The first flaw is that you can't easily switch between tabs using keyboard shortcut. All you can do is to use cmd+{ and cmd+} to switch to previous or next tab respectively. What a "wonderful" choice of keys that require use of right hand or both hands. Most importantly, one can't use the handy cmd+1, cmd+2, ..., cmd+9 shortcuts (or anything similar) to switch to one of the first nine tabs. Maybe Apple doesn't want to overload us with new features and is planning to add this to Terminal in MacOS 10.6. :-) Fortunately, the cmd+{ and cmd+} shortcuts can be remapped via System Preferences.

The second flaw is that Terminal doesn't let you name the tabs or configure how the tabs should be named. This is a useful feature that many other terminal applications have, but Apple decided that using the name of the program of the currently running process is good enough. Well, this is what it looks like:

People are doing all kinds of crazy things to work around this issue. Including using hardlinks to change names of programs or creating dummy processes that carry the tab name.

I would be very happy if Apple did something similar to what xterm does - using an environmental variable to set name of the tab dynamically. But I have a feeling that we'll see MacOSX Trash go 3D sooner than properly working Terminal tabs. :(

14 comments:

Shawn Ferry said...

Have you thought about screen? I admit that I am using both screen and Terminal.app tabs.

I had been using CodeTek then Virtue then spaces and a terminal per-virtual desktop (plus screen).

None of these is quite satisfactory.

Igor Minar said...

I know and love screen. I can't imagine working over ssh without it. But for localhost activities it'd rather use terminal tabs instead so that I can scroll up and down with my touchpad instead of the keyboard.

Nathan said...

I'm obsessed with finding a solution that allows me to name my tabs, either manually, or by the hostname that I'm ssh'd into. Please let me know if you find something. I'll do the same for you.

Thanks,

Nathan

Anonymous said...

Trying to redefine the key binding, I found NO way to bind the "Previous Tab" and "Next Tab" to the more consistent "alt-cmd-arrow" nor to override the default "cmd-arrow", used to switch between windows. The only solution is to use the default "cmd-shift-arrow" to move between tab which is much less effective but less worst than the "}".

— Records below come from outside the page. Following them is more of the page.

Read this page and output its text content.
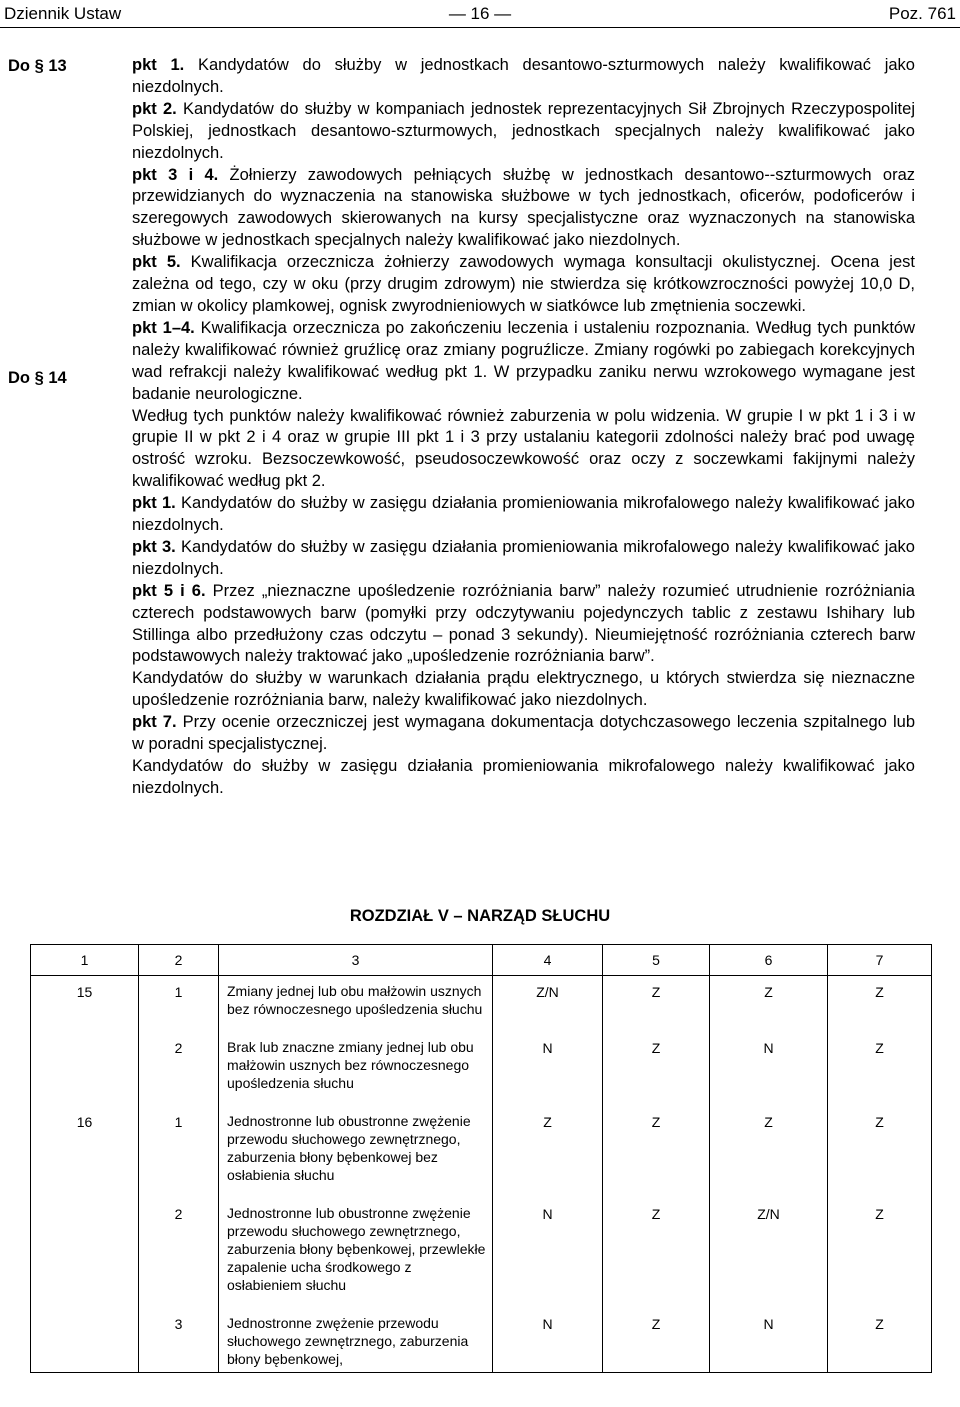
Dziennik Ustaw	— 16 —	Poz. 761
Do § 13
Do § 14

pkt 1. Kandydatów do służby w jednostkach desantowo-szturmowych należy kwalifikować jako niezdolnych.

pkt 2. Kandydatów do służby w kompaniach jednostek reprezentacyjnych Sił Zbrojnych Rzeczypospolitej Polskiej, jednostkach desantowo-szturmowych, jednostkach specjalnych należy kwalifikować jako niezdolnych.

pkt 3 i 4. Żołnierzy zawodowych pełniących służbę w jednostkach desantowo--szturmowych oraz przewidzianych do wyznaczenia na stanowiska służbowe w tych jednostkach, oficerów, podoficerów i szeregowych zawodowych skierowanych na kursy specjalistyczne oraz wyznaczonych na stanowiska służbowe w jednostkach specjalnych należy kwalifikować jako niezdolnych.

pkt 5. Kwalifikacja orzecznicza żołnierzy zawodowych wymaga konsultacji okulistycznej. Ocena jest zależna od tego, czy w oku (przy drugim zdrowym) nie stwierdza się krótkowzroczności powyżej 10,0 D, zmian w okolicy plamkowej, ognisk zwyrodnieniowych w siatkówce lub zmętnienia soczewki.

pkt 1–4. Kwalifikacja orzecznicza po zakończeniu leczenia i ustaleniu rozpoznania. Według tych punktów należy kwalifikować również gruźlicę oraz zmiany pogruźlicze. Zmiany rogówki po zabiegach korekcyjnych wad refrakcji należy kwalifikować według pkt 1. W przypadku zaniku nerwu wzrokowego wymagane jest badanie neurologiczne.

Według tych punktów należy kwalifikować również zaburzenia w polu widzenia. W grupie I w pkt 1 i 3 i w grupie II w pkt 2 i 4 oraz w grupie III pkt 1 i 3 przy ustalaniu kategorii zdolności należy brać pod uwagę ostrość wzroku. Bezsoczewkowość, pseudosoczewkowość oraz oczy z soczewkami fakijnymi należy kwalifikować według pkt 2.

pkt 1. Kandydatów do służby w zasięgu działania promieniowania mikrofalowego należy kwalifikować jako niezdolnych.

pkt 3. Kandydatów do służby w zasięgu działania promieniowania mikrofalowego należy kwalifikować jako niezdolnych.

pkt 5 i 6. Przez „nieznaczne upośledzenie rozróżniania barw” należy rozumieć utrudnienie rozróżniania czterech podstawowych barw (pomyłki przy odczytywaniu pojedynczych tablic z zestawu Ishihary lub Stillinga albo przedłużony czas odczytu – ponad 3 sekundy). Nieumiejętność rozróżniania czterech barw podstawowych należy traktować jako „upośledzenie rozróżniania barw”.

Kandydatów do służby w warunkach działania prądu elektrycznego, u których stwierdza się nieznaczne upośledzenie rozróżniania barw, należy kwalifikować jako niezdolnych.

pkt 7. Przy ocenie orzeczniczej jest wymagana dokumentacja dotychczasowego leczenia szpitalnego lub w poradni specjalistycznej.

Kandydatów do służby w zasięgu działania promieniowania mikrofalowego należy kwalifikować jako niezdolnych.

ROZDZIAŁ V – NARZĄD SŁUCHU
1	2	3	4	5	6	7
15	1	Zmiany jednej lub obu małżowin usznych bez równoczesnego upośledzenia słuchu	Z/N	Z	Z	Z
	2	Brak lub znaczne zmiany jednej lub obu małżowin usznych bez równoczesnego upośledzenia słuchu	N	Z	N	Z
16	1	Jednostronne lub obustronne zwężenie przewodu słuchowego zewnętrznego, zaburzenia błony bębenkowej bez osłabienia słuchu	Z	Z	Z	Z
	2	Jednostronne lub obustronne zwężenie przewodu słuchowego zewnętrznego, zaburzenia błony bębenkowej, przewlekłe zapalenie ucha środkowego z osłabieniem słuchu	N	Z	Z/N	Z
	3	Jednostronne zwężenie przewodu słuchowego zewnętrznego, zaburzenia błony bębenkowej,	N	Z	N	Z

Indedd Apple seems to have a lower quality output for OSX ... probably because they've put the best developpers on the iPod and kept the newbies on the OSX.5 release.

Anonymous said...

I've written a SIMBL plugin to take care of this. Its only Alpha but you should check it out.

Terminal.app Tab Namer

Shawn Ferry said...

@eric Sweet, I see that your plugin causes the tab to use the Prefs. -> Settings -> Window -> Title as the default tab title.

That rocks and works well for me.

Colin said...

you can change the tab shortcut behavior easily, in the global system preferences (under keyboard and mouse).

Igor Minar said...

Yup, that's what I mentioned in the blog post.

Anonymous said...

Seems that Apple has fixed the naming issue (though it's somewhat clunky). You can right-click on the tab, Inspect Tab and change the title.

Glen said...

It's not so clunky if you use the CMD+I shortcut.

Glen said...

It's not so clunky if you use the CMD+I tab.

Now moving tabs with the keyboard, that's what I'd be interested in.

The mouse is so 2005.

Shawn Ferry said...

SHIT-CMD-[ and SHIFT-CMD-] (CMD-{ CMD-})

Nik said...

Cmd shift left/right

Igor Minar said...

Now do it with one (preferably left) hand about 1000 times a day and tell me how you like it.